Mais quinze e vinte... anos e chegaria... Onde,
exatamente? Não seria o mesmo objetivo de todos aqueles meninos e
meninas? Chegar em algum lugar seguro e confortável?
Lembrou, irritado, da
discussão na véspera, num restaurante. Aquele cara bêbado cagando
teorias e "verdades". Talvez tivesse alguma razão, mas a
perdeu totalmente porque se expressava de um jeito histérico.
Vá se foder!
Um grupo de garotos que
seguia à sua frente se voltou assustado. Ele balançou as mãos,
sorrindo humildemente. Tinha falado sozinho.
A multidão engrossou.
As cantorias aumentaram. Norberto tentou prestar atenção na letra
de uma delas. Ih, fodeu, o povo apareceu!
O ar também parecia
ter engrossado. Um oxigênio mais denso e mais perigoso. Antes do sol
nascer, subia na boléia do caminhão para colher café na fazenda, mas voltava a tempo de
escutar o bêbado vomitando teorias num restaurante do Rio de
Janeiro. O povo gritava mais alto, ele não entendia o que o bêbado
dizia. Movia a perna direita, a constante fisgada de dor fazia
explodir lembranças da fazenda onde trabalhava, o sol forte
castigando-lhe a cabeça. Movia a perna esquerda, o jantar da
véspera, o bêbado arrogante cospindo teses.
Distraiu-se olhando um
grupo de garotas realmente bonitas que marchavam um pouco mais à
frente. Um helicóptero cruzou o grupo, provocando uma longa onda de
vaias e gritos.
Vá se foder!
Desta vez, havia só
pensado. Só que não sabia para quem se dirigia. Não pensava mais
no bêbado. Nem no helicóptero, nem na fazenda. Apenas tinha vontade
de mandar alguém se foder.
Então começou a
chorar. Tão forte que um grupo logo o abordou, preocupado. Uma moça
segurou seu braço, maternalmente.
- Estou bem, estou bem.
Seguiu andando ao lado
do grupo, que instintivamente o adotara. A moça lhe dera o braço.
Ele sentiu-se perdido, como se não tivesse idade nem para colher
café. Ou talvez já tivesse, mas agora se recusava a sair de casa.

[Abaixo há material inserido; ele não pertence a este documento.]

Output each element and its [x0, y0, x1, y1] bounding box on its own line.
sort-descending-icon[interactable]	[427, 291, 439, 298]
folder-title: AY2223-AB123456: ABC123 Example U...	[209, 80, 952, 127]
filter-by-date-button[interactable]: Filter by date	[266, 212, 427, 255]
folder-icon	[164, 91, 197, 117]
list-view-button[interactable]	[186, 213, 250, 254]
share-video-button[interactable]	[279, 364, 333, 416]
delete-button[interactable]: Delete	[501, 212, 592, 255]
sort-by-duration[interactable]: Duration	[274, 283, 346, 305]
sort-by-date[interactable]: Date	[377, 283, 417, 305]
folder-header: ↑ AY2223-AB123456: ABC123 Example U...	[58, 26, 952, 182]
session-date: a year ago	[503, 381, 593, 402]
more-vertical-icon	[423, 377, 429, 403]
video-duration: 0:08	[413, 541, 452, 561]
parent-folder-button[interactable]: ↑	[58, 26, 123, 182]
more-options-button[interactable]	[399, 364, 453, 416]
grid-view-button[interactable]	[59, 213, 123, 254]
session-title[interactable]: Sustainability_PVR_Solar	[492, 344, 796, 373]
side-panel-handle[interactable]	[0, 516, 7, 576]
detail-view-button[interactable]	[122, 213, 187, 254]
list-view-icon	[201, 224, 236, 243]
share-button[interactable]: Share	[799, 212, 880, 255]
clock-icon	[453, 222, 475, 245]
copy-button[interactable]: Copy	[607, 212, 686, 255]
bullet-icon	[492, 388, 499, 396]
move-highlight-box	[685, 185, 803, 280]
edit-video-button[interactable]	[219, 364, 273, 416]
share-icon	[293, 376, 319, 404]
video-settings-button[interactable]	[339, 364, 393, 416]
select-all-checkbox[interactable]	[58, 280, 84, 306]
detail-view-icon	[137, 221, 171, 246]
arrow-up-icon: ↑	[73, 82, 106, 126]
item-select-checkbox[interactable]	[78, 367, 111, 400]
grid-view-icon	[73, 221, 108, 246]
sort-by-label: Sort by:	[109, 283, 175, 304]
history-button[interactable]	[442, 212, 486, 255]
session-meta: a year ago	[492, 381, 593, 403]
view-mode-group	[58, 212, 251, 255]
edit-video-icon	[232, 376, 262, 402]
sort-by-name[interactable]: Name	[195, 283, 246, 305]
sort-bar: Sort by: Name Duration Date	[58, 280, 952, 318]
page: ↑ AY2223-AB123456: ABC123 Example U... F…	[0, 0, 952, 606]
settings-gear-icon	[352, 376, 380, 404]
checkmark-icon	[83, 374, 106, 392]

Estava frio, muito frio, e ele tinha fome.
Os jovens gritavam à
sua porta, pedindo que saísse, que era hora de trabalhar. Ele queria
continuar dormindo, apesar do estômago vazio. Mas os gritos não
paravam. Quando ele sai de casa, percebe que os jovens na verdade
gritam a seu favor. Eles querem que ele volte pra casa. Uma garota se
aproxima e lhe oferece um sanduíche. Outro, uma xícara de café com
leite.
O helicóptero retorna,
mas desta vez a massa reage com indiferença. Norberto pede licença
à garota que o leva pelo braço e se despede. Havia chegado ao local
de encontro. Ainda cogita entregar um cartão de visita à ela, mas
acha melhor não. Ela devia ter menos de dezesseis.
Enquanto se encaminha
ao Ministério, ouve a cantoria se agigantar na avenida principal da
esplanada. No caminho, pouco antes de chegar à portaria, vê um
menino tomando conta de uma banquinha de salgados e doces. Um menino
da sua idade quando colhia café no norte de Minas. Aproxima-se, pega
um amendoim e entrega-lha uma nota de vinte reais.
- Pode ficar com o
troco.
O garoto lhe responde
com um sorriso cúmplice. Eles se reconhecem. São a mesma pessoa.